Captain MacDonald and nine crew abandoned the vessel using the ship’s lifeboats and spent some three hours trying to reach the nearest shore. They were eventually picked up a passing Fleetwood trawler, the City of York. The Saint Brandan stranded with her mid-ship section on the rocks, her hull being hammered constantly in the ensuing storm until, eventually, she was reported to have overturned and sunk in approximately ten fathoms. A few days later, another of the Company’s vessels Bonawe was in the area, but sighted no trace of the wreck. It was reported in the Times in column, ships wrecked off the Scottish coast on 22nd October 1928.
Saint Brandan (II)
In 1929, Gardner’s decided to build another Saint Brandan; this vessel was launched on 8th June 1930 and completed by Scott & Sons the following month. Her dimensions were 199ft x 32.1ft x 12ft and 917 Grt. Her engine was made by Aitchison Blair Ltd of Greenock, being a T3 cylinder of 134nhp.
On 21st June of 1935, just five years after her entry into service, the Saint Brandan was on a voyage from Port Talbot with a cargo of coal destined for Rouen, when she grounded in thick fog south east of Cape Barfleur. She was refloated the following day, but sank while under tow some five miles from Cherbourg. All eleven crew were rescued. Her place in Gardner’s fleet was taken by a vessel named Princetown (renamed Saint Conan).
During the post-war period whilst it was a positive time for shipowners, due to family uncertainties, Gardner’s refrained from commissioning any newbuilds. During the 1950s, ships were being built with diesel engines and so the demise of the steamship had begun.
Saint Brandan (III)
In 1960, Gardner’s continued to increase their fleet and placed two orders for motorships to be built at Dutch shipyards. One of these was to be third vessel carrying the name of Saint Brandan. On the 25th May 1960, she was launched from the shipyard of Gideon in Groningen. The intention was that she would operate around the Baltic and North European areas. She was completed in July 1960. Her dimensions were 196’5” x 29’11” x 12’9”, and having a tonnage of 699 Grt and 339 Nrt. Her engine was a 65 bhp 4SA 8-Cyl oil engine with single-reduction gearing made by English Electric of Newtonle- Willows. She also had two holds and two 3-ton derricks.
During 1968 the ownership of Saint Brandan was transferred to Cottesbrooke Shipping Co. Ltd controlled by Charles Connell & Sons Ltd due to the advantages to be gained from subsidies and tax incentives. In 1969, the registered ownership of Saint Brandan was returned to J & A Gardner’s. In September 1970, having spent some time undergoing repairs at Bowling on the Lower Clyde, the Saint Brandan sailed for Liverpool to load machinery destined for Antwerp. During the night of the 8th September, in a heavy storm approximately forty-five miles from Trevose Head in the Bristol Channel, fire broke out on board the vessel.

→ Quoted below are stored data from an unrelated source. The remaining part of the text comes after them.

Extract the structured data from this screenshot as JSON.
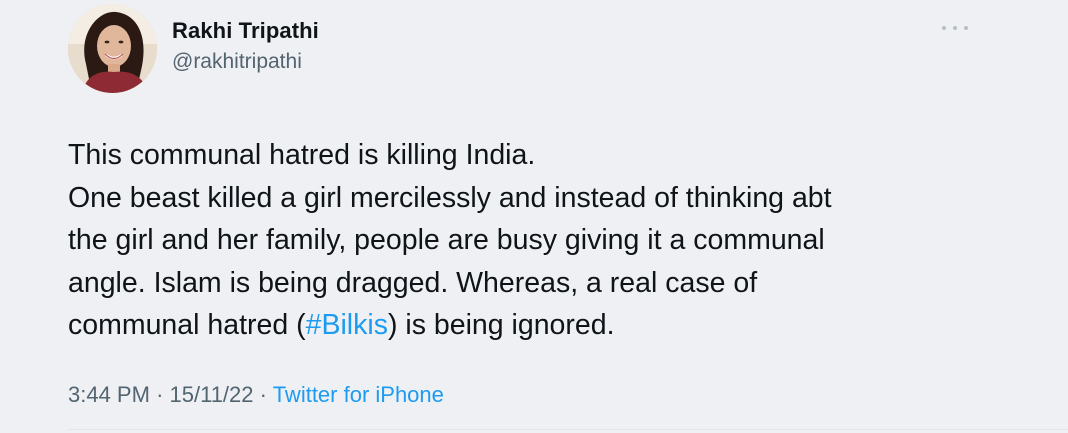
{
  "author": {
    "name": "Rakhi Tripathi",
    "handle": "@rakhitripathi",
    "avatar_icon": "profile-photo"
  },
  "more_icon": "ellipsis-icon",
  "tweet": {
    "line1": "This communal hatred is killing India.",
    "line2": "One beast killed a girl mercilessly and instead of thinking abt",
    "line3": "the girl and her family, people are busy giving it a communal",
    "line4": "angle. Islam is being dragged. Whereas, a real case of",
    "line5_before": "communal hatred (",
    "line5_hashtag": "#Bilkis",
    "line5_after": ") is being ignored."
  },
  "meta": {
    "time": "3:44 PM",
    "separator": "·",
    "date": "15/11/22",
    "source": "Twitter for iPhone"
  },
  "colors": {
    "background": "#eff0f3",
    "text": "#0f1419",
    "secondary": "#536471",
    "link": "#1d9bf0"
  }
}
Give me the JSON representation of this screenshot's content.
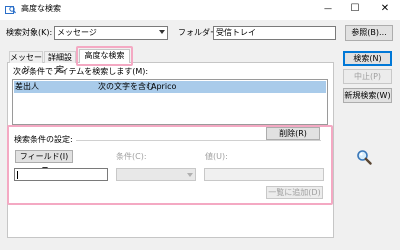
{
  "window": {
    "title": "高度な検索",
    "minimize": "—",
    "maximize": "☐",
    "close": "✕"
  },
  "top": {
    "scope_label": "検索対象(K):",
    "scope_value": "メッセージ",
    "folder_label": "フォルダー:",
    "folder_value": "受信トレイ",
    "browse_button": "参照(B)..."
  },
  "tabs": [
    {
      "label": "メッセージ"
    },
    {
      "label": "詳細設定"
    },
    {
      "label": "高度な検索"
    }
  ],
  "criteria": {
    "list_label": "次の条件でアイテムを検索します(M):",
    "columns": [
      "差出人",
      "次の文字を含む",
      "Aprico"
    ],
    "delete_button": "削除(R)"
  },
  "define": {
    "section_label": "検索条件の設定:",
    "field_button": "フィールド(I)",
    "condition_label": "条件(C):",
    "value_label": "値(U):",
    "add_button": "一覧に追加(D)"
  },
  "side_buttons": {
    "search": "検索(N)",
    "stop": "中止(P)",
    "new_search": "新規検索(W)"
  },
  "icons": {
    "app": "outlook-search-icon",
    "magnifier": "magnifier-icon"
  },
  "colors": {
    "highlight": "#f4a9c3",
    "selection": "#a9cbea",
    "accent": "#0078d7"
  }
}
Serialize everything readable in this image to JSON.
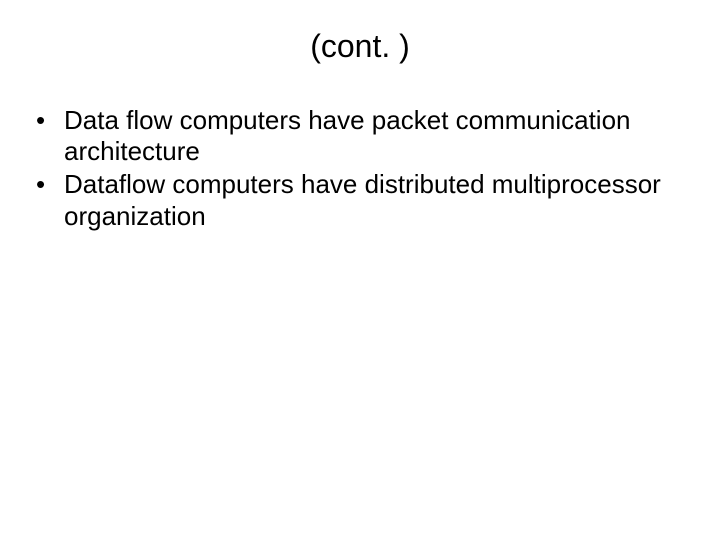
{
  "slide": {
    "title": "(cont. )",
    "bullets": [
      "Data flow computers have packet communication architecture",
      "Dataflow computers have distributed multiprocessor organization"
    ]
  }
}
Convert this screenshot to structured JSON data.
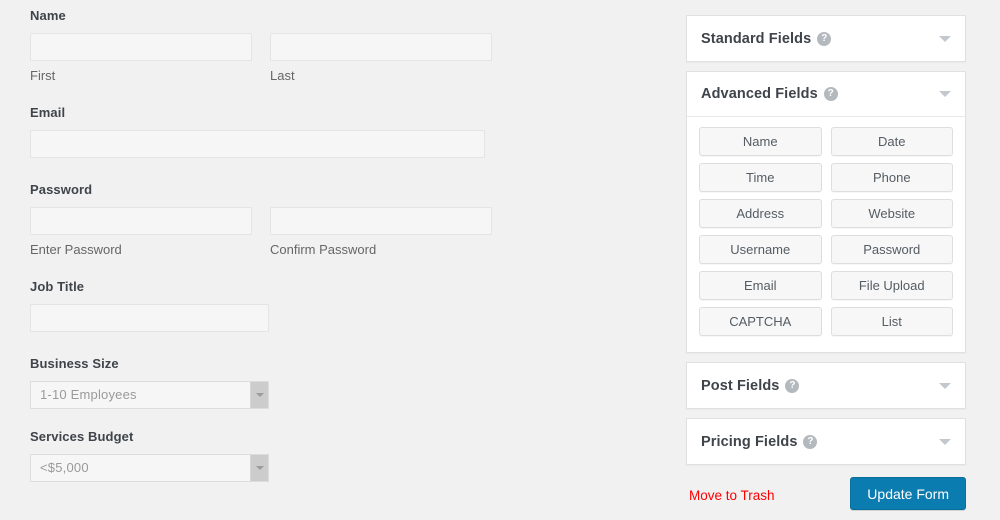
{
  "form_editor": {
    "fields": [
      {
        "type": "name",
        "label": "Name",
        "inputs": [
          {
            "value": "",
            "sub_label": "First"
          },
          {
            "value": "",
            "sub_label": "Last"
          }
        ]
      },
      {
        "type": "email",
        "label": "Email",
        "inputs": [
          {
            "value": "",
            "sub_label": ""
          }
        ]
      },
      {
        "type": "password",
        "label": "Password",
        "inputs": [
          {
            "value": "",
            "sub_label": "Enter Password"
          },
          {
            "value": "",
            "sub_label": "Confirm Password"
          }
        ]
      },
      {
        "type": "text",
        "label": "Job Title",
        "inputs": [
          {
            "value": "",
            "sub_label": ""
          }
        ]
      },
      {
        "type": "select",
        "label": "Business Size",
        "selected": "1-10 Employees"
      },
      {
        "type": "select",
        "label": "Services Budget",
        "selected": "<$5,000"
      }
    ]
  },
  "sidebar": {
    "panels": [
      {
        "id": "standard-fields",
        "title": "Standard Fields",
        "help_icon": "question-mark-icon",
        "toggle_icon": "chevron-down-icon",
        "expanded": false,
        "buttons": []
      },
      {
        "id": "advanced-fields",
        "title": "Advanced Fields",
        "help_icon": "question-mark-icon",
        "toggle_icon": "chevron-down-icon",
        "expanded": true,
        "buttons": [
          "Name",
          "Date",
          "Time",
          "Phone",
          "Address",
          "Website",
          "Username",
          "Password",
          "Email",
          "File Upload",
          "CAPTCHA",
          "List"
        ]
      },
      {
        "id": "post-fields",
        "title": "Post Fields",
        "help_icon": "question-mark-icon",
        "toggle_icon": "chevron-down-icon",
        "expanded": false,
        "buttons": []
      },
      {
        "id": "pricing-fields",
        "title": "Pricing Fields",
        "help_icon": "question-mark-icon",
        "toggle_icon": "chevron-down-icon",
        "expanded": false,
        "buttons": []
      }
    ],
    "actions": {
      "trash_label": "Move to Trash",
      "update_label": "Update Form"
    }
  },
  "colors": {
    "page_bg": "#f1f1f1",
    "panel_bg": "#ffffff",
    "label_text": "#3f444b",
    "sub_label_text": "#666666",
    "input_bg": "#f6f6f6",
    "input_border": "#e4e4e4",
    "select_text": "#9a9a9a",
    "primary_button": "#0b7cb0",
    "trash_link": "#ff0000",
    "help_icon_bg": "#b4b9be"
  },
  "icons": {
    "help": "?",
    "chevron_down": "▼"
  }
}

The Captain, fearing that the vessel was about to sink, abandoned the vessel along with the crew and were rescued by a French trawler in the vicinity. The vessel did not sink, but drifted towards the Welsh coast where naval HMS Cavalier managed to secure a towline. She was then slowly towed into Milford Haven. After assessing the fire damage to the vessel it was deemed a total loss. Arrangements were made to tow the vessel to Holland where the vessel had been bought by Dutch owners.
In 1973, the Saint Brandan was converted into an inland waterways sand carrier and was re-named Beteigeuze. During the 1970s, shipping trades and vessel types were developing with the advent of modern roll-on roll-off vessels. Containerisation was also on the go and this trade expanded rapidly on many coastal and European trade routes. Many structural and building projects were happening around the UK and, with this in mind, Gardner’s saw the need to construct small ro-ro vessels that could access many shallow water ports, particularly in the Scottish Islands. The yard of James W Cook & Co (Wivenhoe) Ltd on the River Colne was chosen to build a number of these vessels for the company.
Saint Brandan (IV)
In 1976, construction of the fourth Saint Brandan was commenced to be ready for delivery at the end of the year. Her dimensions were 63.80 x 10.73 x 4.07 mtrs, Grt 931.40 tonnes, and Nrt 500.97 tonnes. Her Dwt tonnage was 1,300 tonnes. She had one continuous hold capable of being fitted with portable wooden bulkheads making it suitable for the carriage of grain, stone and other bulk cargoes. She did not have a raised forecastle deck but, instead, the hatch covers were flush with the foredeck allowing a continuous “roadway” for the on loading of ro-ro and heavy lift vehicles.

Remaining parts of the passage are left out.